Mundt: Auslöser für die intensivierte Zusammenarbeit mit den Staatsanwaltschaften war die Häufung von Kartellfällen in den vergangenen Jahren, in denen die von uns verfolgten Absprachen im Umfeld von Ausschreibungen erfolgten. Unterschiedlichste Bereiche wie zum Beispiel Auftausalz, Feuerwehrfahrzeuge und –drehleitern, Dampfkessel für Braunkohlekraftwerke, Schienen, und Bergbauspezialarbeiten waren betroffen. Der Startschuss für das Netzwerk erfolgte 2012. Im Bereich des Submissionsbetruges gibt es eine gespaltene Zuständigkeit. Das Bundeskartellamt verfolgt primär die Unternehmen, die gegen das Kartellrecht verstoßen haben und die Staatsanwaltschaft die beteiligten natürlichen Personen, wegen etwaiger Verstöße gegen den Straftatbestand des Submissionsbetruges. Die Notwendigkeit einer Zusammenarbeit der Verfolgungsbehörden ist offenkundig. Das gab es schon früher, aber wir wollten die Zusammenarbeit intensivieren und eine gewisse Routine entwickeln.

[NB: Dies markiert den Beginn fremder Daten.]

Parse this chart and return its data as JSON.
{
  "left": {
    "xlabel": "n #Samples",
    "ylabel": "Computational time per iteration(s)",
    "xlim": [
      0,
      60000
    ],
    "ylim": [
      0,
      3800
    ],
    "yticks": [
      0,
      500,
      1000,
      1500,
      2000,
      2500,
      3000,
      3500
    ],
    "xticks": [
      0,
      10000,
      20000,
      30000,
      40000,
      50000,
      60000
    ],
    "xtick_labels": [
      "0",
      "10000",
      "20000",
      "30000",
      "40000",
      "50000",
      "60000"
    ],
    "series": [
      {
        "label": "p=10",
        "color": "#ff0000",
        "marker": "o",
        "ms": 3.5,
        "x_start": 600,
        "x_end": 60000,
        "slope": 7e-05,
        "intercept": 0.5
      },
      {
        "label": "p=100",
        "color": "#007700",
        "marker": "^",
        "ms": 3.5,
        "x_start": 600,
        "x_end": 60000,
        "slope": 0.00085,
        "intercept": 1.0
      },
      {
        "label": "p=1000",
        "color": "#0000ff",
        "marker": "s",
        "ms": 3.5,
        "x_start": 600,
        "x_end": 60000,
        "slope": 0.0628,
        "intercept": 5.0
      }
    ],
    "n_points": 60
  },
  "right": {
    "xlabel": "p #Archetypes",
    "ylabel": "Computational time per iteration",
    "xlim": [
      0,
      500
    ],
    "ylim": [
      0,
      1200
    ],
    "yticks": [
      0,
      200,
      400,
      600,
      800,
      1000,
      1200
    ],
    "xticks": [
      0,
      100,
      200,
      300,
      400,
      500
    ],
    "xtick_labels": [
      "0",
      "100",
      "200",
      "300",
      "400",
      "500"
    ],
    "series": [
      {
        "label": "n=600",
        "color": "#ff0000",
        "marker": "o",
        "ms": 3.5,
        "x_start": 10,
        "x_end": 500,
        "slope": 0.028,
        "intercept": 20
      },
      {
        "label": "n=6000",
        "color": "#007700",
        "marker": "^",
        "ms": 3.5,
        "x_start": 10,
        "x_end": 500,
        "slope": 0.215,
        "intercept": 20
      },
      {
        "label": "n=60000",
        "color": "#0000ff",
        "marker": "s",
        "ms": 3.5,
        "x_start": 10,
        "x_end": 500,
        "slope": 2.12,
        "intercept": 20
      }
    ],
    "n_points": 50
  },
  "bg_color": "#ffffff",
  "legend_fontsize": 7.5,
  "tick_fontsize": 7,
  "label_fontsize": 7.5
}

Compliance Manager: Erklärtermaßen möchten Sie durch den Austausch die Kräfte „bündeln“ und einander gegenseitig unterstützen. An welchen Schnittstellen wollen Sie Ihre Zusammenarbeit verbessern?

Mundt: Es gibt viele Dinge, die wir gemeinsam machen müssen, wenn wir an einem Fall arbeiten. Es beginnt bei der Frage, wer tätig wird und wer welchen Fall aufgreift. Es muss organisiert werden, wie und in welchem Umfang wir eine Durchsuchung durchführen. Wir müssen uns beispielsweise darüber abstimmen, zu welchen Standorten wir gehen, wie viele Ermittler vor Ort nötig sind und wer welche Beweismittel sicherstellt. Wir können also hier unsere Kollegen, sowie die Vertreter der Staatsanwaltschaft und der Polizei bündeln. Ein anderes Beispiel ist der Umgang mit Instrumenten, die der eine hat und der andere nicht, damit meine ich die Bonus- oder Kronzeugenregelung. Das Bundeskartellamt kann kooperierenden Unternehmen und Personen einen Erlass oder eine Reduktion des Bußgeldes in Aussicht stellen, die Staatsanwaltschaft hat keine vergleichbare Regelung für den Submissionsbetrug zur Hand – wie organisieren wir das nun? Wie halten wir aufrecht, dass die natürlichen Personen weiterhin aussagebereit sind? Das brauchen wir wiederum, um unsere Fälle zu Ende zu bringen. Auch mit Auswertung beschlagnahmter Unterlagen und IT-Daten, Zeugenvernehmungen und anderer Ermittlungen sind grundsätzlich zwei Behörden befasst. Da ist es sinnvoll, zu koordinieren, wer was macht und wie man vorgeht. Wir haben also Ressourcen, die einander im Idealfall ergänzen und das, was mir machen, besser miteinander verzahnen.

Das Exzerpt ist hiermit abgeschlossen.